L’équipe du Samusocial cherche également à trouver des solutions pour l’hébergement temporaire des sans abri au Centre d’encadrement et d’orientation sociale à Ezzahrouni (Ouest de la capitale). Les chiffres du ministère des Affaires sociales indiquent que 539 personnes ont été prises en charge, outre les 1 641 services rendus aux sans-abris.
A quelques mètres, une énième échappée à la “Rue de La liberté” Souad, qui était allongée sur le dos à même une literie défraichie, tirant nerveusement sur sa cigarette. L’haleine empestée par un spiritueux sans mérite. Dès l’abord, elle s’est empressée de passer ses nerfs sur les agents du Samusocial.
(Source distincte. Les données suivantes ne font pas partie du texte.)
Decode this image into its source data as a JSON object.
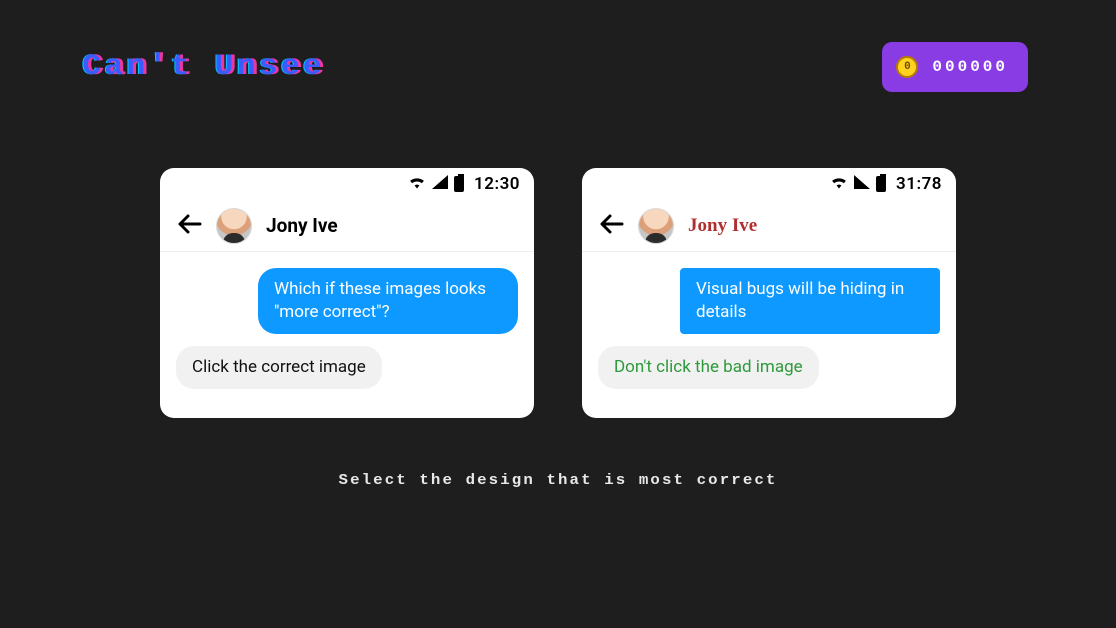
{
  "logo_text": "Can't Unsee",
  "score": "000000",
  "instruction": "Select the design that is most correct",
  "left": {
    "time": "12:30",
    "contact": "Jony Ive",
    "sent": "Which if these images looks \"more correct\"?",
    "recv": "Click the correct image"
  },
  "right": {
    "time": "31:78",
    "contact": "Jony Ive",
    "sent": "Visual bugs will be hiding in details",
    "recv": "Don't click the bad image"
  }
}
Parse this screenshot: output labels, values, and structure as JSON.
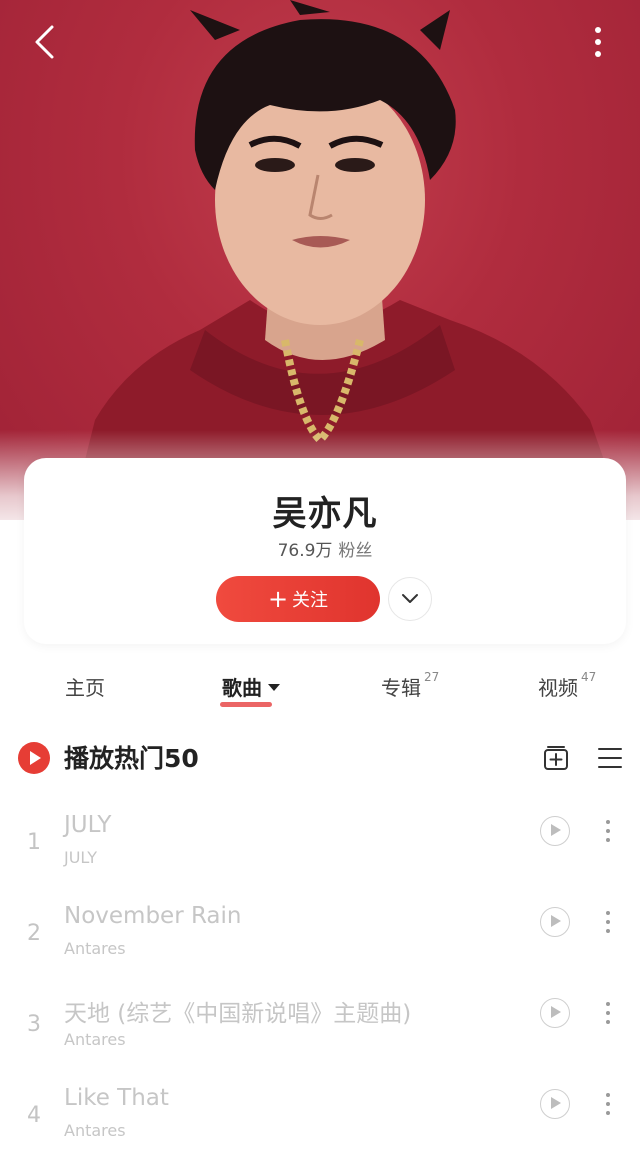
{
  "artist": {
    "name": "吴亦凡",
    "fans_count": "76.9万",
    "fans_label": "粉丝",
    "follow_label": "关注",
    "follow_plus": "+"
  },
  "tabs": [
    {
      "label": "主页",
      "count": ""
    },
    {
      "label": "歌曲",
      "count": ""
    },
    {
      "label": "专辑",
      "count": "27"
    },
    {
      "label": "视频",
      "count": "47"
    }
  ],
  "playall": {
    "label": "播放热门50"
  },
  "songs": [
    {
      "index": "1",
      "title": "JULY",
      "artist": "JULY"
    },
    {
      "index": "2",
      "title": "November Rain",
      "artist": "Antares"
    },
    {
      "index": "3",
      "title": "天地 (综艺《中国新说唱》主题曲)",
      "artist": "Antares"
    },
    {
      "index": "4",
      "title": "Like That",
      "artist": "Antares"
    }
  ],
  "colors": {
    "accent": "#e63d35",
    "hero_bg": "#b02c3e"
  },
  "icons": {
    "back": "chevron-left-icon",
    "more": "vertical-dots-icon",
    "expand": "chevron-down-icon",
    "play_all": "play-circle-icon",
    "add_collection": "add-to-collection-icon",
    "multi_select": "list-menu-icon",
    "song_play": "play-circle-outline-icon",
    "song_more": "vertical-dots-icon"
  }
}
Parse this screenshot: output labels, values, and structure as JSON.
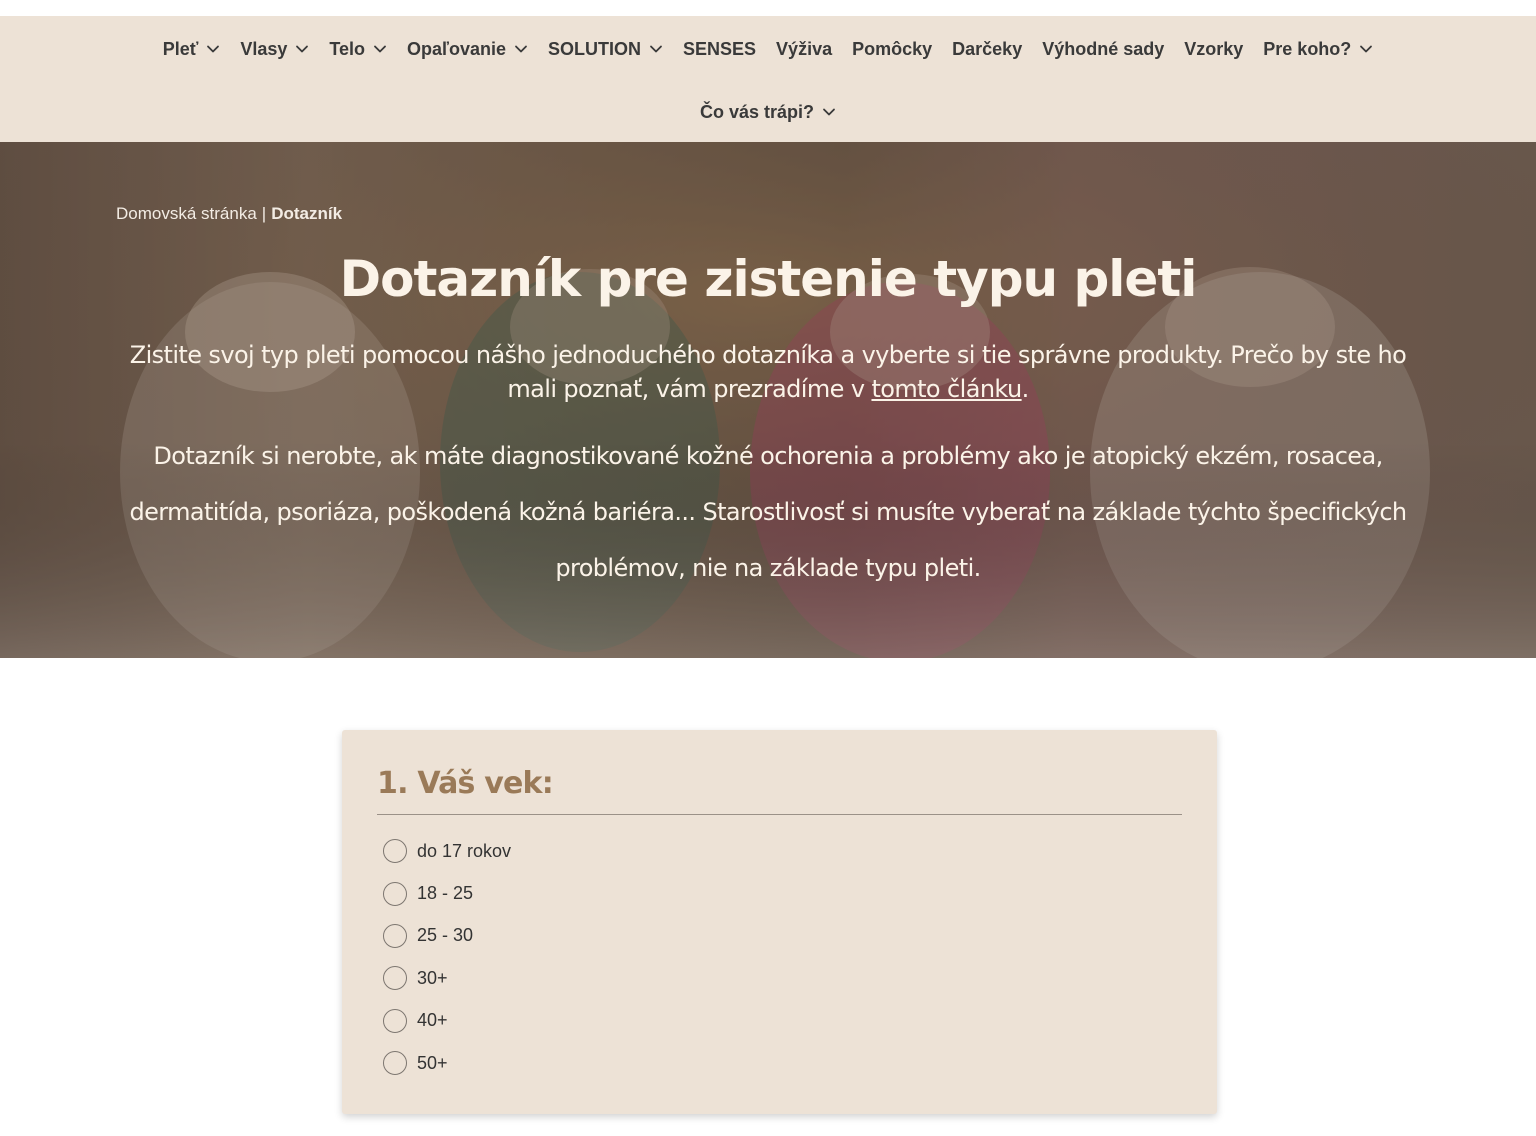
{
  "nav": {
    "row1": [
      {
        "label": "Pleť",
        "has_dropdown": true
      },
      {
        "label": "Vlasy",
        "has_dropdown": true
      },
      {
        "label": "Telo",
        "has_dropdown": true
      },
      {
        "label": "Opaľovanie",
        "has_dropdown": true
      },
      {
        "label": "SOLUTION",
        "has_dropdown": true
      },
      {
        "label": "SENSES",
        "has_dropdown": false
      },
      {
        "label": "Výživa",
        "has_dropdown": false
      },
      {
        "label": "Pomôcky",
        "has_dropdown": false
      },
      {
        "label": "Darčeky",
        "has_dropdown": false
      },
      {
        "label": "Výhodné sady",
        "has_dropdown": false
      },
      {
        "label": "Vzorky",
        "has_dropdown": false
      },
      {
        "label": "Pre koho?",
        "has_dropdown": true
      }
    ],
    "row2": [
      {
        "label": "Čo vás trápi?",
        "has_dropdown": true
      }
    ]
  },
  "hero": {
    "breadcrumb": {
      "home": "Domovská stránka",
      "separator": "|",
      "current": "Dotazník"
    },
    "title": "Dotazník pre zistenie typu pleti",
    "intro_before_link": "Zistite svoj typ pleti pomocou nášho jednoduchého dotazníka a vyberte si tie správne produkty. Prečo by ste ho mali poznať, vám prezradíme v ",
    "intro_link": "tomto článku",
    "intro_after_link": ".",
    "warning": "Dotazník si nerobte, ak máte diagnostikované kožné ochorenia a problémy ako je atopický ekzém, rosacea, dermatitída, psoriáza, poškodená kožná bariéra... Starostlivosť si musíte vyberať na základe týchto špecifických problémov, nie na základe typu pleti."
  },
  "quiz": {
    "question_title": "1. Váš vek:",
    "options": [
      "do 17 rokov",
      "18 - 25",
      "25 - 30",
      "30+",
      "40+",
      "50+"
    ]
  },
  "colors": {
    "nav_bg": "#ede2d6",
    "card_bg": "#ede2d6",
    "question_accent": "#9a7a58",
    "hero_text": "#fbf3e8"
  }
}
Pour cause, elle a reçu comme promesse de recevoir une mensualité prévue par le ministère des Affaires sociales pour les familles nécessiteuse. “J’y étais moi au ministère, on m’avait dit que mon dossier ne leur est pas parvenu”, s’écria-t-elle.
Le coordinateur du Samusocial, rétorque sur le ton de l’empathie: “Votre dossier n’est pas parvenu au ministère, il traine encore dans la délégation régionale”. Il l’invite à se diriger sans tarder au centre d’intégration sociale à Ezzahrouni afin de suivre son dossier de près”.
Le reste de son récit, décrit un labyrinthe administratif inextricable qui lui avait fait perdre espoir et raison. D’autant plus que la quinquagénaire, autrefois internée à l’hôpital Razi, est obligée de prendre des psychotropes pour alléger ses maux. Mise à la porte par une connaissance à elle qui l’avait prise en charge, Souad rase les murs pendant la journée et s’y adosse une fois la nuit tombée.
Le Centre d’intégration sociale d’Ezzahrouni a reçu 113 cas au cours de l’année écoulée contre seulement 51 en 2018, a fait savoir le directeur du centre, Mounir Issa, ajoutant que 152 personnes ont bénéficié de microprojets en 2019 alors que nombre de bénéficiaires était de 84 personnes l’année précédente.
Le Samusocial à la rescousse des sans-abris
Le centre en question envisageait d’accueillir ces sans-abri dans un centre d’accueil sis à la région de Sidi El Bachir (Nord de la capitale). La municipalité de Tunis avait aménagé le centre en question dont l’ouverture était prévue pour le mois de mars 2019. Chose qui n’a jamais été faite, le centre a fermé ses portes avant son inauguration en raison d’une pétition signée par 200 riverains qui se sont opposés à l’installation du centre au beau milieu des quartiers, craignant les indispositions de la proximité, a déclaré à la TAP, le gouverneur de Tunis, Chedli Bouallegue.
Souad Abderrahim, maire de Tunis, a pour sa part affirmé que “le projet à été avorté sous la pression des habitants. C’est pour cela que nous avons été obligés de temporiser et de trouver un autre emplacement”, at-elle dit, évoquant la possibilité de mettre à disposition des sans-abris, le local préalablement réservé aux femmes victimes de violence.
Parsemés en vrac dans leur gîte à ciel ouvert, les sans-abris s’accommodent de la détresse du quotidien. Au gré des rues lugubres et délétères de la capitale, meurtris par les épreuves de la vie, ils taisent leurs peines, pour garder un soupçon de dignité. Beaucoup d’entre eux refusent d’intégrer les centres d’accueil, les autres, se bercent toujours d’espoirs de voir le répit au bout de la rue.